You can instead restrict which types of metadata are included via the --categories
option. This option accepts a comma-delimited sequence of the following metadata types:
collections
permissions
quality
properties
metadatavalues
For example, the following option will only include the collections and properties found in each metadata entry in an archive ZIP file or MLCP archive ZIP file:
--categories collections,properties
Specifying an encoding
MarkLogic stores all content in the UTF-8 encoding. If your archive files use a different encoding, you must specify that via the --encoding
option so that the content can be correctly translated to UTF-8 when written to MarkLogic - e.g.:
-
./bin/flux import-archive-files \ --path source \ --encoding ISO-8859-1 \ --connection-string "flux-example-user:password@localhost:8004" \ --permissions flux-example-role,read,flux-example-role,update
-
bin\flux import-archive-files ^ --path source ^ --encoding ISO-8859-1 ^ --connection-string "flux-example-user:password@localhost:8004" ^ --permissions flux-example-role,read,flux-example-role,update
Importing large binary files in archives
When exporting archives, you can use the --streaming
option introduced in Flux 1.1.0 to ensure that large binary documents in MarkLogic can be streamed to an archive file. When importing archives with large binary files, you should likewise use the --streaming
option to ensure that each large binary can be read into MarkLogic without exhausting the memory available to Flux or MarkLogic.
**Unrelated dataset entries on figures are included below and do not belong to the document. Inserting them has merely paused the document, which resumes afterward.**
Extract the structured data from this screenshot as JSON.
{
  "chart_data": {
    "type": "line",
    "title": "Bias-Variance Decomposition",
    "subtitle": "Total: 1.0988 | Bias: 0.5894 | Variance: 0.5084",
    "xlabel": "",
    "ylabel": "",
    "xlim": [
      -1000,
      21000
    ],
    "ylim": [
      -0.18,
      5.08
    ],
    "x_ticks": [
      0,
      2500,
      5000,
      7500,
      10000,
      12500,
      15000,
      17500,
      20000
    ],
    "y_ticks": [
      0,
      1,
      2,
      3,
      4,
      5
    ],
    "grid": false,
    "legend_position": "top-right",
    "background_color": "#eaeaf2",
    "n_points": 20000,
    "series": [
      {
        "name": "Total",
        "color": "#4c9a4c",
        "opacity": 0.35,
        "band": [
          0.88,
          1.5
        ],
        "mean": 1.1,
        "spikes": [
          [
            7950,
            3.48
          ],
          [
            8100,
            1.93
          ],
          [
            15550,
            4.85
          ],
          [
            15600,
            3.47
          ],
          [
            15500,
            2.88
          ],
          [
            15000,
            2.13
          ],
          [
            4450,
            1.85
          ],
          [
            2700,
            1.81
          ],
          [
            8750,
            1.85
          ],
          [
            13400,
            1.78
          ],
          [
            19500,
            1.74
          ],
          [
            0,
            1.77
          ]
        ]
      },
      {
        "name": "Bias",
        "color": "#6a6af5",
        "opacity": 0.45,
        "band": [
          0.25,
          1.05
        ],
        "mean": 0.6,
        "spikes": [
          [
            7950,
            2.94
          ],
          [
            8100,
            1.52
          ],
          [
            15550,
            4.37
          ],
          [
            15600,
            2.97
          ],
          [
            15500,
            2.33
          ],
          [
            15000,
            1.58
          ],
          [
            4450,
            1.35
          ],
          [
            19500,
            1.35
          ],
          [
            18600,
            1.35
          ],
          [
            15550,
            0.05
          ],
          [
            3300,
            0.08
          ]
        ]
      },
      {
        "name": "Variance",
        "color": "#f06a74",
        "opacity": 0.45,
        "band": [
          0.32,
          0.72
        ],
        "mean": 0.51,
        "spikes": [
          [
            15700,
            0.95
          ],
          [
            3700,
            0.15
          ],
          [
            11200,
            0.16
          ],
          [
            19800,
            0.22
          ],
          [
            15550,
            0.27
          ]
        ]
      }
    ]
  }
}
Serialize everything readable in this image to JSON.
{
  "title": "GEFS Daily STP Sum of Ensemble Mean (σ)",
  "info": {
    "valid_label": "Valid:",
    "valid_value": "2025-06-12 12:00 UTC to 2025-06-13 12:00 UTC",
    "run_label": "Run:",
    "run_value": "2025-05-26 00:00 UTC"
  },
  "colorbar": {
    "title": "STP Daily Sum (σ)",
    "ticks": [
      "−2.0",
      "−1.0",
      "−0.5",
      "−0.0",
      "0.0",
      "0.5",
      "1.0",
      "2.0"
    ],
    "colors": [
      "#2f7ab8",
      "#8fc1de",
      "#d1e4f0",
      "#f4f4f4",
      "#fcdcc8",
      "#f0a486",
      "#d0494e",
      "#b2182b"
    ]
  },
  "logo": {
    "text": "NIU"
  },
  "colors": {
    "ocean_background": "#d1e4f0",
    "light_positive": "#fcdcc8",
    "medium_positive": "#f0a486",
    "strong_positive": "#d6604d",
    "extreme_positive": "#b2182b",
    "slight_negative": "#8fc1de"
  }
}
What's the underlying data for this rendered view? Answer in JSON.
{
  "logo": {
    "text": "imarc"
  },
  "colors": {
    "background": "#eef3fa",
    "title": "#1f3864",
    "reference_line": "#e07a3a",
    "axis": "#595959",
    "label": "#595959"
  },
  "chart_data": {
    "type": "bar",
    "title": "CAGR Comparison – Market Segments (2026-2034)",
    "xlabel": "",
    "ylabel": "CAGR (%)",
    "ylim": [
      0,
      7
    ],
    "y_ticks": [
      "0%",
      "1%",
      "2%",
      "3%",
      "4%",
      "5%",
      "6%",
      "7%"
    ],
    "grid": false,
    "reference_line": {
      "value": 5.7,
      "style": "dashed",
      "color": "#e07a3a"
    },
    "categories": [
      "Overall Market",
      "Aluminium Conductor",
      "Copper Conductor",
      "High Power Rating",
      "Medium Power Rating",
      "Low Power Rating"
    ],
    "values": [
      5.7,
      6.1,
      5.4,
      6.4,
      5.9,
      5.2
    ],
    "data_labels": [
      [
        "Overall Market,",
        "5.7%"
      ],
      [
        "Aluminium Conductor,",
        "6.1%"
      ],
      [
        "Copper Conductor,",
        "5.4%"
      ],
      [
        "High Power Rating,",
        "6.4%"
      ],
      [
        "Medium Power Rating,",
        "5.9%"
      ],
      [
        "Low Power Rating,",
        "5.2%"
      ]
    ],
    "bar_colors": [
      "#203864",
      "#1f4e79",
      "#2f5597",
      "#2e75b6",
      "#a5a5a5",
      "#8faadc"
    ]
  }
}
As streaming each entry requires Flux to only send one document at a time to MarkLogic, you should not use this option when importing smaller files that easily fit into the memory available to Flux.
When using --streaming
, the following options will have no effect due to Flux not reading the file contents into memory and always sending one file per request to MarkLogic:
--batch-size
--encoding
--failed-documents-path
--uri-template
You typically will also not want to use the --transform
option as applying a REST transform in MarkLogic to a very large binary document may exhaust the amount of memory available to MarkLogic.
In addition, when streaming documents to MarkLogic, URIs will be encoded. For example, an entry named /my file.json
will result in a URI of /my%20file.json
. This is due to an issue in the MarkLogic REST API endpoint that will be resolved in a future server release.
Common errors
If you use Flux 1.0.x to import an archive created by Flux 1.1.x or higher, you may receive an error containing the following message:
com.marklogic.spark: Could not find metadata entry for entry
To solve this, you should use Flux 1.1.0 or higher to import the archive. Flux 1.1.0 and higher can also import archives created by Flux 1.0.x.